Australia is on track to increase its total share of renewable electricity generation to 30 per cent by the end of 2020, the Clean Energy Regulator has confirmed in a new report published on Thursday.
The Renewable Energy Target 2019 Administrative Report details a year of records for large and small-scale solar and wind in Australia, with total capacity delivered under the Renewable Energy Target increasing by 24 per cent – from 5.1GW in 2018 to 6.3GW in 2019.
The CER says that this momentum has been maintained in 2020, despite Covid-19 and despite the large-scale component of the renewable energy target effectively coming to an end, having already been met. The big driver for added capacity has been the corporate market and its push for renewable energy power purchase agreements.
As RenewEconomy reported earlier this week, 2020 has already delivered a new milestone for Australia – a 25 per cent share of renewable energy on its main grid in the last 12 months – despite all the carefully constructed political and regulatory road-blocks, a powerful and entrenched fossil fuel lobby, and a global pandemic.
The CER report says around 3.4GW of new utility-scale solar and wind energy capacity is expected to be delivered in 2020, generating a minimum 34,000 gigawatt-hours that well exceeds the 33,000GWh mandated by the large-scale RET.
With the RET met and with federal government support for large-scale renewable energy dried up, the CER says new renewables investment is being driven primarily by the state policies, the private market, and by corporations signing up to solar and wind power purchase agreements.
“Over 500 megawatts of new utility-scale renewable capacity in 2019 was underpinned by large corporations seeking to hedge electricity costs and reduce carbon emissions,” the report says.
And this corporate offtake market is continuing to thrive in 2020, boosted by a growing subsector of large resource corporations looking to power off-grid mines with renewables either through power purchase agreements or their own installations.
The CER says reported PPAs underpin more than 77% of the total large-scale renewable project pipeline.

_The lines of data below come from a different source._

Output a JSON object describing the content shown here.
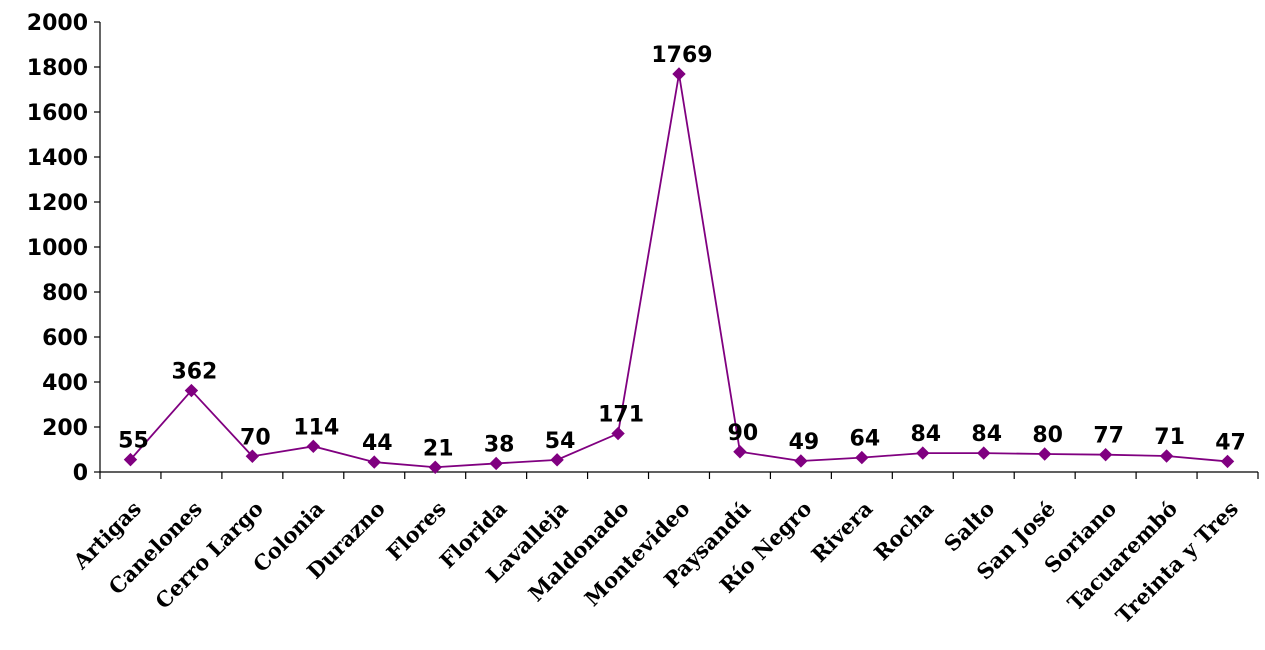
{
  "chart_data": {
    "type": "line",
    "title": "",
    "xlabel": "",
    "ylabel": "",
    "categories": [
      "Artigas",
      "Canelones",
      "Cerro Largo",
      "Colonia",
      "Durazno",
      "Flores",
      "Florida",
      "Lavalleja",
      "Maldonado",
      "Montevideo",
      "Paysandú",
      "Río Negro",
      "Rivera",
      "Rocha",
      "Salto",
      "San José",
      "Soriano",
      "Tacuarembó",
      "Treinta y Tres"
    ],
    "series": [
      {
        "values": [
          55,
          362,
          70,
          114,
          44,
          21,
          38,
          54,
          171,
          1769,
          90,
          49,
          64,
          84,
          84,
          80,
          77,
          71,
          47
        ],
        "data_labels": [
          "55",
          "362",
          "70",
          "114",
          "44",
          "21",
          "38",
          "54",
          "171",
          "1769",
          "90",
          "49",
          "64",
          "84",
          "84",
          "80",
          "77",
          "71",
          "47"
        ]
      }
    ],
    "ylim": [
      0,
      2000
    ],
    "y_ticks": [
      "0",
      "200",
      "400",
      "600",
      "800",
      "1000",
      "1200",
      "1400",
      "1600",
      "1800",
      "2000"
    ],
    "grid": false,
    "legend": "none",
    "line_color": "#800080",
    "marker": "diamond"
  }
}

“The pipeline of projects tracked by the Clean Energy Regulator at the end of 2019 includes 1.2GW of projects with a signed power purchase agreement,” the report says.
“Beyond this there is 37GW of projects with development approval across Australia, which provides the potential for solid future investment if the transmission network is upgraded to support this additional capacity.”
Meanwhile, state renewable energy targets are also seen to be supporting investment in new renewable energy projects, including through a second reverse auction in the ACT in 2019, and in Victoria, projects from the 2018 Renewable Energy Auction Scheme getting underway.
According to the CER’s data, roughly 700MW of the total 886MW contracted by the Victorian government in 2018 is expected to be delivered in 2020.